Aller au contenu

Ćele kula

Un article de Wikipédia, l'encyclopédie libre.

Tour des crânes

Ćele kula
Ћеле Кула
Détail de la Ćele kula
Présentation
Type
Civilisation
Destination actuelle
Style
Construction
1809
Patrimonialité
Localisation
Pays
District
Ville
Localité
Coordonnées
Localisation sur la carte de Serbie
voir sur la carte de Serbie

Ćele kula (en serbe cyrillique : Ћеле Кула ; en turc : Kelle Kulesi) ou, en français, la Tour des crânes, est un monument lié au premier soulèvement serbe contre les Ottomans. Il se trouve à Niš, dans la municipalité de Medijana et dans le district de Nišava, en Serbie, sur la route reliant la ville à Sofia et à Constantinople. « Qu'ils laissent subsister ce monument ! Il apprendra à leurs enfants ce que vaut l'indépendance d'un peuple, en leur montrant à quel prix leurs pères l'ont payée » (Lamartine).

Ce monument est inscrit sur la liste des monuments culturels d'importance exceptionnelle de la République de Serbie (identifiant no SK 218)[1],[2],[3],[4].

La chapelle qui abrite aujourd'hui la tour.

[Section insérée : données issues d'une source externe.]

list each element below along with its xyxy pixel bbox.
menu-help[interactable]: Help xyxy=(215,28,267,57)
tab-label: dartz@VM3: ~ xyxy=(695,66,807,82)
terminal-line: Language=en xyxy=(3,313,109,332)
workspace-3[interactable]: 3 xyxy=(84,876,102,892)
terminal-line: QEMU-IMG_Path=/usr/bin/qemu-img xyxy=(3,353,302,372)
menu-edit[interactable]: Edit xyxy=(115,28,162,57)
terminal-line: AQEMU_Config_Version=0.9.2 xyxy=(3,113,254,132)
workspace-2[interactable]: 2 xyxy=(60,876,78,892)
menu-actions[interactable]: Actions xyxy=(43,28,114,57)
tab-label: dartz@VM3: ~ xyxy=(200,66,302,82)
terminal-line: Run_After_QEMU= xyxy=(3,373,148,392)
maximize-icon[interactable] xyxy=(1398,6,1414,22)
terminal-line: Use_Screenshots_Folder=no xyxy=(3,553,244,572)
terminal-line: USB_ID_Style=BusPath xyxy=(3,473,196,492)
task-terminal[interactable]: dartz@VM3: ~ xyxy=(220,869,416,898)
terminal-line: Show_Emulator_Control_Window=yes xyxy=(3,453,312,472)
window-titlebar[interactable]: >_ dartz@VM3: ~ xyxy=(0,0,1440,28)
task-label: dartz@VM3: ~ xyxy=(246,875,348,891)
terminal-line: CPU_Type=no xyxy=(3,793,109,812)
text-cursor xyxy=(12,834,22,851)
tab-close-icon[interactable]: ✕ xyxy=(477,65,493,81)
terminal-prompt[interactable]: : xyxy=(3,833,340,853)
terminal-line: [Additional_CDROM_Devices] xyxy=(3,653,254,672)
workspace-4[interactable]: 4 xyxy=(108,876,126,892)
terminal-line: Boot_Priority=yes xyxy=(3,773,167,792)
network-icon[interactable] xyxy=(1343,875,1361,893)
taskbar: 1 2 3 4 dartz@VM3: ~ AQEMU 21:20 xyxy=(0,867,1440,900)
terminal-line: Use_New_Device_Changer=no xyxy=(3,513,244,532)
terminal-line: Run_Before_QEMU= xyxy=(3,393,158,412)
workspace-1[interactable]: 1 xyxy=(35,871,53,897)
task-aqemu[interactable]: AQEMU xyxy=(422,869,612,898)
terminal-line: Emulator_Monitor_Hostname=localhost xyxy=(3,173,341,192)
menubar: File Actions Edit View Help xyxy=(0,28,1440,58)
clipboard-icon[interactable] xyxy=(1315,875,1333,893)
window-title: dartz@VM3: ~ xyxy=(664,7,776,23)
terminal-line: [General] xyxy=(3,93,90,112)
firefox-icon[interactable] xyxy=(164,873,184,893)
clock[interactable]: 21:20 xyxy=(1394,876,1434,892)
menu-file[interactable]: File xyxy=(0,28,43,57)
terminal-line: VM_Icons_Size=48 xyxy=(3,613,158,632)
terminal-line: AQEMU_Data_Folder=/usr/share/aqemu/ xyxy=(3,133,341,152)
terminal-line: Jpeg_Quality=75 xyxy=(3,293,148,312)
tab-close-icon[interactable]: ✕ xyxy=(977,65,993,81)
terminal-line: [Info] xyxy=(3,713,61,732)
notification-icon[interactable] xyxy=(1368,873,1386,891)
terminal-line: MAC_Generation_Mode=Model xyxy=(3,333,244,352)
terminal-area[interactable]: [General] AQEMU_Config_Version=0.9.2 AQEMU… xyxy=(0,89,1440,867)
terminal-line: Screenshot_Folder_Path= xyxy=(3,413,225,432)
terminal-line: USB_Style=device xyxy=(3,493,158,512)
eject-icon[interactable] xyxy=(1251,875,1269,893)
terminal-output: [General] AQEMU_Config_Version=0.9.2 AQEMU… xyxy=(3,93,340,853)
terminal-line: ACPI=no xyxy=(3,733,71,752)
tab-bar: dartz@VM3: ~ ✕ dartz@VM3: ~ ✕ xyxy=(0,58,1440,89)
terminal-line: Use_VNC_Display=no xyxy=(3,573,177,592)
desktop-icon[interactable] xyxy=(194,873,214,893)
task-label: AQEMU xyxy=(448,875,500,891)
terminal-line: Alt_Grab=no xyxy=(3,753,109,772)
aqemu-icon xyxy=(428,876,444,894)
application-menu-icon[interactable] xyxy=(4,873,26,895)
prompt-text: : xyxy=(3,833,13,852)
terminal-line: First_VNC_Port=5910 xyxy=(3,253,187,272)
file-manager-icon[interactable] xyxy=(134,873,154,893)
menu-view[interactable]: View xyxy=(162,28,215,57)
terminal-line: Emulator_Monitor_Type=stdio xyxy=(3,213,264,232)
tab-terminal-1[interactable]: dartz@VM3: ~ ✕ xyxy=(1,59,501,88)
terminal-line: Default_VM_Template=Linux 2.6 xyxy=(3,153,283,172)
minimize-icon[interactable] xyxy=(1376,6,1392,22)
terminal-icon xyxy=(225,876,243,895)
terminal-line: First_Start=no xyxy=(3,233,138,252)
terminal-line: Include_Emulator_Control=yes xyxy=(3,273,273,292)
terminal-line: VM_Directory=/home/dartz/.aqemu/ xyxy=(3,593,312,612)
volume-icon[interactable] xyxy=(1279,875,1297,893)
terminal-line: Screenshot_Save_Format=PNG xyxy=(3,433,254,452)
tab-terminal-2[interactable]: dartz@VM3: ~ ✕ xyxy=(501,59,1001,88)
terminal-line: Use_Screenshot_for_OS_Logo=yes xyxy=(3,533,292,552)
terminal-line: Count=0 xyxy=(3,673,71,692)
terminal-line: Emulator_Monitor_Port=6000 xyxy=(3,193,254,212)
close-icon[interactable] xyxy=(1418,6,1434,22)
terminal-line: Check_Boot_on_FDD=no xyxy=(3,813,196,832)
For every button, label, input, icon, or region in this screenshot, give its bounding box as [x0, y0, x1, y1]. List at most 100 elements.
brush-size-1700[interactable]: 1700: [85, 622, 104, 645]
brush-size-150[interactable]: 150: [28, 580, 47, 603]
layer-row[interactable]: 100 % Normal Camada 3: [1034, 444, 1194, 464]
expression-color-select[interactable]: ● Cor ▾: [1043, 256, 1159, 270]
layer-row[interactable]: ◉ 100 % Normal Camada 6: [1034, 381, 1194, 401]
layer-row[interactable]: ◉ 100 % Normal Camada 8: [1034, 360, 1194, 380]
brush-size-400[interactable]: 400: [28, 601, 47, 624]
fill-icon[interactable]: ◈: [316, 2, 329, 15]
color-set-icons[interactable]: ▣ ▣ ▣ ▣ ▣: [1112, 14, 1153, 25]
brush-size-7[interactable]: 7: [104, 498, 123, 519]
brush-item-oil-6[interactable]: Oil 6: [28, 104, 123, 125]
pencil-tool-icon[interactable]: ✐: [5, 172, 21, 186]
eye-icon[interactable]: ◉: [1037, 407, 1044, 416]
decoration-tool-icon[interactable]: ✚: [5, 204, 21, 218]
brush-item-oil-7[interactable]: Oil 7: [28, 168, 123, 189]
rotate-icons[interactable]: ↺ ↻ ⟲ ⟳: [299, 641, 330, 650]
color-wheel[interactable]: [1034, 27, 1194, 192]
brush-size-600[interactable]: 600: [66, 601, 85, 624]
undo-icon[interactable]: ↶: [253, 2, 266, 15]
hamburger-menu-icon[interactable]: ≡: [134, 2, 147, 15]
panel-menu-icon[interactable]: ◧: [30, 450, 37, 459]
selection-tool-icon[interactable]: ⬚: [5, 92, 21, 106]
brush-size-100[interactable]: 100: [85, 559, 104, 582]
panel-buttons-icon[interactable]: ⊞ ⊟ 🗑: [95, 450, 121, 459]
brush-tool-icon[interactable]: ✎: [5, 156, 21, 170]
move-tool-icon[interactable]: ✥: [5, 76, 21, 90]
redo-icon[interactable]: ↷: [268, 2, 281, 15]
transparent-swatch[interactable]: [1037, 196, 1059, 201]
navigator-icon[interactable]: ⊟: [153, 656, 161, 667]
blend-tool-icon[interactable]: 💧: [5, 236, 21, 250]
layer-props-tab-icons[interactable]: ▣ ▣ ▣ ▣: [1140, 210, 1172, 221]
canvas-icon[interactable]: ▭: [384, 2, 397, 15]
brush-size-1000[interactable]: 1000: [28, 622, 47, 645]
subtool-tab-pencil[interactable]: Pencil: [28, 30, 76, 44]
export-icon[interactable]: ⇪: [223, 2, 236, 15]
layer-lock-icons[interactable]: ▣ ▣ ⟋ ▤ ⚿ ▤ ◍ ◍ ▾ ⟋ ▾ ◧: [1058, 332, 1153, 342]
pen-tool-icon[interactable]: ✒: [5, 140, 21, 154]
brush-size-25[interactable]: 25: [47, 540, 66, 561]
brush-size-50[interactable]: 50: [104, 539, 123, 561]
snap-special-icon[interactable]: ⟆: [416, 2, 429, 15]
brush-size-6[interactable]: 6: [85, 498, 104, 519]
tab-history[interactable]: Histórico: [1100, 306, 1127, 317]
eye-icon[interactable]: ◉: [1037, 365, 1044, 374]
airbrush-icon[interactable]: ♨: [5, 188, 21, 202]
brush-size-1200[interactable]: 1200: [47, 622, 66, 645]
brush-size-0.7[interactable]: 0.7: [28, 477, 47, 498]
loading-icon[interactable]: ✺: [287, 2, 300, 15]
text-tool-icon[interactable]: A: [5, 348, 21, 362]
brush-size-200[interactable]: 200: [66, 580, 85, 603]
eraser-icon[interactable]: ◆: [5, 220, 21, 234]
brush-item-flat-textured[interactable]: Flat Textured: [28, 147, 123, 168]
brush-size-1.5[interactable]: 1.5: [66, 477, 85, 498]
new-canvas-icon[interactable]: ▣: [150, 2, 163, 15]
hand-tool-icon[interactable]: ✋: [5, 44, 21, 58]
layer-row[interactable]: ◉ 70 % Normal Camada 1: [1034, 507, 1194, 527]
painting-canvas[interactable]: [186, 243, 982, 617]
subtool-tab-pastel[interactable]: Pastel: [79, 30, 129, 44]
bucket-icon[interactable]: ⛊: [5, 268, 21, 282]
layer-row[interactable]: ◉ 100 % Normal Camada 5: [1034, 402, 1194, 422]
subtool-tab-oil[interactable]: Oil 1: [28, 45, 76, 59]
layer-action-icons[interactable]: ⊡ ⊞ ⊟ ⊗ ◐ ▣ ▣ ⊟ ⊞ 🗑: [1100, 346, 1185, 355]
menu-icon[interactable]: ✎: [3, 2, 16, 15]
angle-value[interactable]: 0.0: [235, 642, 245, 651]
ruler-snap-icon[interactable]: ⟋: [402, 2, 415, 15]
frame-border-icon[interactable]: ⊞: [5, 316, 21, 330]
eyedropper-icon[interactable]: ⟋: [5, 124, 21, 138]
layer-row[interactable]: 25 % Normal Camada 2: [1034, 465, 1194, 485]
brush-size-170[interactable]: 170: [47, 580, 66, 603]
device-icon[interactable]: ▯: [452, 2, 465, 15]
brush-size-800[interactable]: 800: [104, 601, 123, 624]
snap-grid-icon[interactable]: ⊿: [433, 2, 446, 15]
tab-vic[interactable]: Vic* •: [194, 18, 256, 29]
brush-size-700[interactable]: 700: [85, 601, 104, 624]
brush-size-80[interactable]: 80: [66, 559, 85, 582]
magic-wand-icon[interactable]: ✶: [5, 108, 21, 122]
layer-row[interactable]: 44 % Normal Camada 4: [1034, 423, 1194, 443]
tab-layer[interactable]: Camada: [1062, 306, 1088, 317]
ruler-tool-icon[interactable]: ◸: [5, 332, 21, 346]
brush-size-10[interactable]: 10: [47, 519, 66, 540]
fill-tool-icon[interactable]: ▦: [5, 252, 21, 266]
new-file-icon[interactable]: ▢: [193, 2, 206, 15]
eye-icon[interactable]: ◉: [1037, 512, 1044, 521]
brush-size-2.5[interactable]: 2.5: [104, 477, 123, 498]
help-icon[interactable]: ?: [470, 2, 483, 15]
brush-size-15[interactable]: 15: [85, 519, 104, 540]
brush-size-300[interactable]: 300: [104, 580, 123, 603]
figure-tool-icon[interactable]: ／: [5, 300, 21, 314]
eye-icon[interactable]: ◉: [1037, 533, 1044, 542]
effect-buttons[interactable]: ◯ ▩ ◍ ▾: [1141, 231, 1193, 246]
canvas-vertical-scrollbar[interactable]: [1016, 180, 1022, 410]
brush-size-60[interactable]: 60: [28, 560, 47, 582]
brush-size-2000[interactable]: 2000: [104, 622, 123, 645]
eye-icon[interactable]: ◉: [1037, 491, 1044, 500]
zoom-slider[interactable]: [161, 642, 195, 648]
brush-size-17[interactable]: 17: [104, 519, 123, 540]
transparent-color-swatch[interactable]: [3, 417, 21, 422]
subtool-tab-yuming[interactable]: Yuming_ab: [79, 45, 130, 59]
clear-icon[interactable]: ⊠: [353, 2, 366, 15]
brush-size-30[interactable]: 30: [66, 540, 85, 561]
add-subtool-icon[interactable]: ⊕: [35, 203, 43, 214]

Lors de la bataille du mont Čegar, Stevan Sinđelić se trouvait retranché avec 3 000 hommes et une grande réserve de munitions. Les commandants Veljko Petrović et Petar Dobrnjac (en) s'étaient retirés avec leurs armées. Quand les Ottomans apprirent que ces deux chefs s'étaient retirés et que Sinđelić s'en trouvait ainsi affaibli, ils sortirent de Niš le et marchèrent contre lui. Les Turcs lancèrent quatre attaques successives mais furent repoussés à chaque fois ; ils engagèrent alors toutes leurs forces dans un ultime assaut. Sinđelić, voyant la défaite proche, tira dans un baril de poudre qui se trouvait à côté de lui, faisant exploser sa réserve de munitions et tuant un grand nombre d’adversaires.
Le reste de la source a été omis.